The other not so obvious reason for the Twitter ban is the #ENDSARS protest of 2020. It will be recalled that the country experienced what is now referred to as its largest and most publicised protest in October last year. The protests were generally peaceful all over the country until things turned bloody by the end of the second week. The government met the protesters with serious resistance and this resulted in shootings and assault of peaceful protesters.
The Nigerian government went through a series of motions during these protests but one thing that was clear was that Twitter gave the youths of the country a platform to share and protest. The hashtag for the protest #ENDSARS trended worldwide and gained recognition all over. The CEO of Twitter Jack Dorsey even tweeted in solidarity and created an icon for the movement.
This and a series of other events led to the international community mounting pressure on the federal government of Nigeria which was not welcomed. The government also saw first-hand how the youths organised and crowdfunded the protests 100%. This made the government embark on a crackdown project against any citizen who was protesting.
In the aftermath of the shooting and killings of protesters on October 20, 2020, online leaders of the protests were identified by the government, Their accounts were frozen and some even had their passports seized and were put on a no-flight restriction.

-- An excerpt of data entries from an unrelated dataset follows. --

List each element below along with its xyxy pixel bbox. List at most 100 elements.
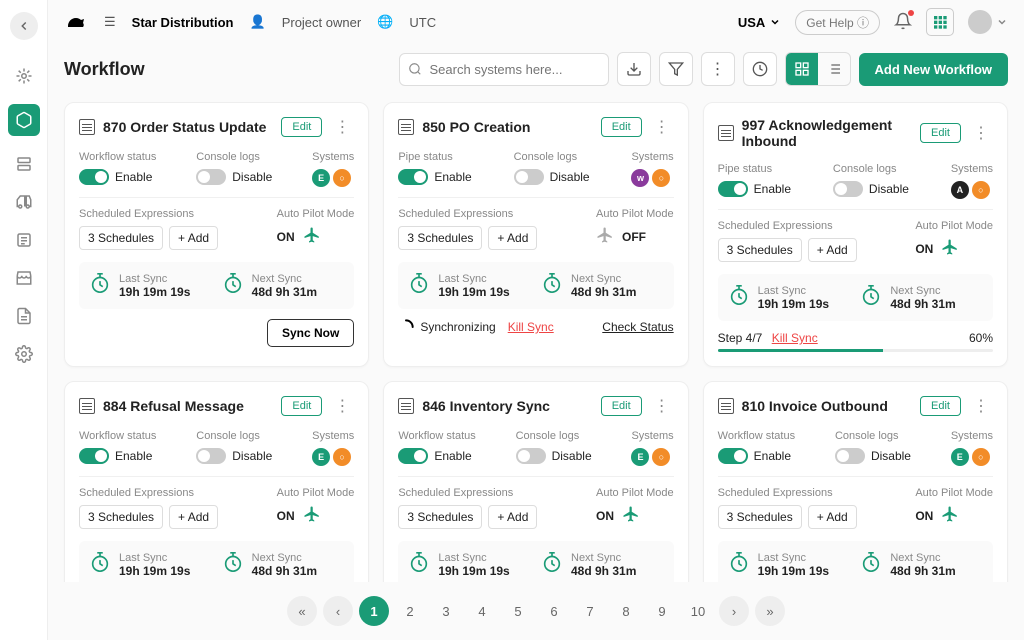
page-number[interactable]: 6 — [539, 596, 569, 626]
doc-icon — [718, 398, 734, 414]
grid-view-button[interactable] — [786, 53, 818, 85]
filter-button[interactable] — [659, 52, 693, 86]
schedules-count[interactable]: 3 Schedules — [718, 238, 802, 262]
page-prev[interactable]: ‹ — [323, 596, 353, 626]
status-toggle[interactable] — [718, 448, 748, 464]
edit-button[interactable]: Edit — [920, 396, 961, 416]
page-header: Workflow ⋮ Add New Workflow — [48, 44, 1024, 94]
page-last[interactable]: » — [755, 596, 785, 626]
add-schedule-button[interactable]: + Add — [808, 505, 857, 529]
card-title: 870 Order Status Update — [103, 119, 273, 135]
doc-icon — [79, 119, 95, 135]
edit-button[interactable]: Edit — [281, 117, 322, 137]
page-number[interactable]: 10 — [683, 596, 713, 626]
card-more-icon[interactable]: ⋮ — [969, 396, 993, 416]
card-more-icon[interactable]: ⋮ — [969, 123, 993, 143]
nav-docs-icon[interactable] — [14, 306, 34, 326]
workflow-card: 997 Acknowledgement Inbound Edit ⋮ Pipe … — [703, 102, 1008, 367]
nav-integrations-icon[interactable] — [14, 66, 34, 86]
nav-servers-icon[interactable] — [14, 154, 34, 174]
status-toggle[interactable] — [79, 169, 109, 185]
sync-now-button[interactable]: Sync Now — [267, 319, 354, 347]
page-number[interactable]: 9 — [647, 596, 677, 626]
edit-button[interactable]: Edit — [601, 117, 642, 137]
status-toggle[interactable] — [398, 169, 428, 185]
org-name[interactable]: Star Distribution — [132, 15, 234, 30]
kill-sync-link[interactable]: Kill Sync — [772, 331, 818, 345]
card-more-icon[interactable]: ⋮ — [650, 117, 674, 137]
status-text: Enable — [754, 449, 791, 463]
status-toggle[interactable] — [398, 448, 428, 464]
logs-toggle[interactable] — [516, 448, 546, 464]
logs-toggle[interactable] — [835, 448, 865, 464]
profile-menu[interactable] — [968, 10, 1008, 34]
page-number[interactable]: 7 — [575, 596, 605, 626]
plane-icon — [303, 226, 321, 247]
logs-toggle[interactable] — [833, 181, 863, 197]
logs-toggle[interactable] — [196, 169, 226, 185]
page-first[interactable]: « — [287, 596, 317, 626]
next-sync-label: Next Sync — [252, 552, 317, 564]
nav-workflow-icon[interactable] — [8, 104, 40, 136]
page-number[interactable]: 1 — [359, 596, 389, 626]
schedules-count[interactable]: 3 Schedules — [718, 505, 802, 529]
logs-toggle[interactable] — [196, 448, 226, 464]
back-button[interactable] — [10, 12, 38, 40]
logs-toggle[interactable] — [514, 169, 544, 185]
schedules-count[interactable]: 3 Schedules — [398, 226, 482, 250]
stopwatch-icon — [89, 551, 111, 578]
search-input[interactable] — [399, 53, 609, 86]
edit-button[interactable]: Edit — [281, 396, 322, 416]
schedules-count[interactable]: 3 Schedules — [79, 226, 163, 250]
notifications-icon[interactable] — [894, 12, 912, 33]
more-button[interactable]: ⋮ — [701, 52, 735, 86]
progress-pct: 60% — [969, 331, 993, 345]
owner-label[interactable]: Project owner — [282, 15, 361, 30]
download-button[interactable] — [617, 52, 651, 86]
kill-sync-link[interactable]: Kill Sync — [508, 320, 554, 334]
nav-delivery-icon[interactable] — [14, 192, 34, 212]
add-workflow-button[interactable]: Add New Workflow — [859, 53, 1008, 86]
page-number[interactable]: 2 — [395, 596, 425, 626]
apps-grid-icon[interactable] — [926, 8, 954, 36]
card-more-icon[interactable]: ⋮ — [330, 117, 354, 137]
history-button[interactable] — [743, 52, 777, 86]
schedules-count[interactable]: 3 Schedules — [79, 505, 163, 529]
timezone-label[interactable]: UTC — [409, 15, 436, 30]
add-schedule-button[interactable]: + Add — [488, 505, 537, 529]
page-number[interactable]: 5 — [503, 596, 533, 626]
page-number[interactable]: 8 — [611, 596, 641, 626]
last-sync-value: 19h 19m 19s — [758, 564, 829, 578]
page-title: Workflow — [64, 59, 145, 80]
add-schedule-button[interactable]: + Add — [808, 238, 857, 262]
add-schedule-button[interactable]: + Add — [488, 226, 537, 250]
systems-label: Systems — [312, 430, 354, 442]
status-toggle[interactable] — [79, 448, 109, 464]
page-number[interactable]: 3 — [431, 596, 461, 626]
region-selector[interactable]: USA — [738, 15, 781, 30]
card-more-icon[interactable]: ⋮ — [650, 396, 674, 416]
edit-button[interactable]: Edit — [601, 396, 642, 416]
page-number[interactable]: 4 — [467, 596, 497, 626]
status-toggle[interactable] — [718, 181, 748, 197]
stopwatch-icon — [541, 272, 563, 299]
autopilot-state: ON — [915, 242, 933, 256]
schedules-count[interactable]: 3 Schedules — [398, 505, 482, 529]
edit-button[interactable]: Edit — [920, 123, 961, 143]
add-schedule-button[interactable]: + Add — [169, 505, 218, 529]
list-view-button[interactable] — [818, 53, 850, 85]
nav-store-icon[interactable] — [14, 268, 34, 288]
plane-icon — [622, 505, 640, 526]
check-status-link[interactable]: Check Status — [602, 320, 673, 334]
card-title: 846 Inventory Sync — [422, 398, 592, 414]
last-sync-label: Last Sync — [758, 285, 829, 297]
page-next[interactable]: › — [719, 596, 749, 626]
nav-settings-icon[interactable] — [14, 344, 34, 364]
add-schedule-button[interactable]: + Add — [169, 226, 218, 250]
card-more-icon[interactable]: ⋮ — [330, 396, 354, 416]
sidebar — [0, 0, 48, 640]
last-sync-label: Last Sync — [119, 552, 190, 564]
logs-label: Console logs — [196, 151, 272, 163]
get-help-button[interactable]: Get Help ⓘ — [795, 10, 880, 35]
nav-logs-icon[interactable] — [14, 230, 34, 250]
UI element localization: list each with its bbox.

Subsequently, the lawmakers proposed a bill to regulate social media in the country. This sparked further outrage by the citizens again mostly via Twitter. So while the deletion of the President’s tweet might look like the reason for this Twitter ban, the government has actually been looking for a way to regulate the freedom of the citizen to tweet, share, start protests and most importantly, put the country and the government on a blast for a while now.
As a young Nigerian who uses Twitter and other social media apps, I am very concerned and frankly saddened by this development. Social Media over the years has changed and evolved the way we do business and relate with one another. For us in Nigeria, Twitter is our platform to demand justice, talk to our leaders, conduct business, crowdfund for the helpless, find kidnapped people, bring light to issues of assault, rape oppression and frankly anything and everything.
Twitter has become our emergency contact line. Our 911. So what does the government expect us to do? Stay muted and silent forever? This is a country where the president isn’t always available to address the citizens. The President’s aides and team actually address the citizens through Twitter. As a matter of fact, the ban on Twitter was announced ON Twitter. The Irony.
Since this ban, millions of dollars have been lost in revenue by the citizens who rely on the app’s social and digital marketing aspects. The truth is not everyone can afford VPN. The free versions open up the users to security breaches like identity and data theft. What happens to the voice of the people? What about the constitutional right to freedom of speech?
In a recent development, just days after the Twitter ban, Justice Minister Abubakar Malami ordered the prosecution of individuals who violated the ban on Twitter operations in the country. In a statement, said he has “directed for the immediate prosecution of offenders of the Federal Government ban on Twitter operations in Nigeria”, telling the public prosecutor to “swing into action”.
The national broadcasting regulator, NBC, has also been told to begin “licensing all internet streaming services and social media operations in Nigeria”.
So the question is, what does this mean for Nigeria’s democracy? Are we still practising democracy? It should be noted that the lawmakers both at the lower and upper houses of representatives have kept mute while all of this is happening. What happened to checks and balances? Are we in a military regime?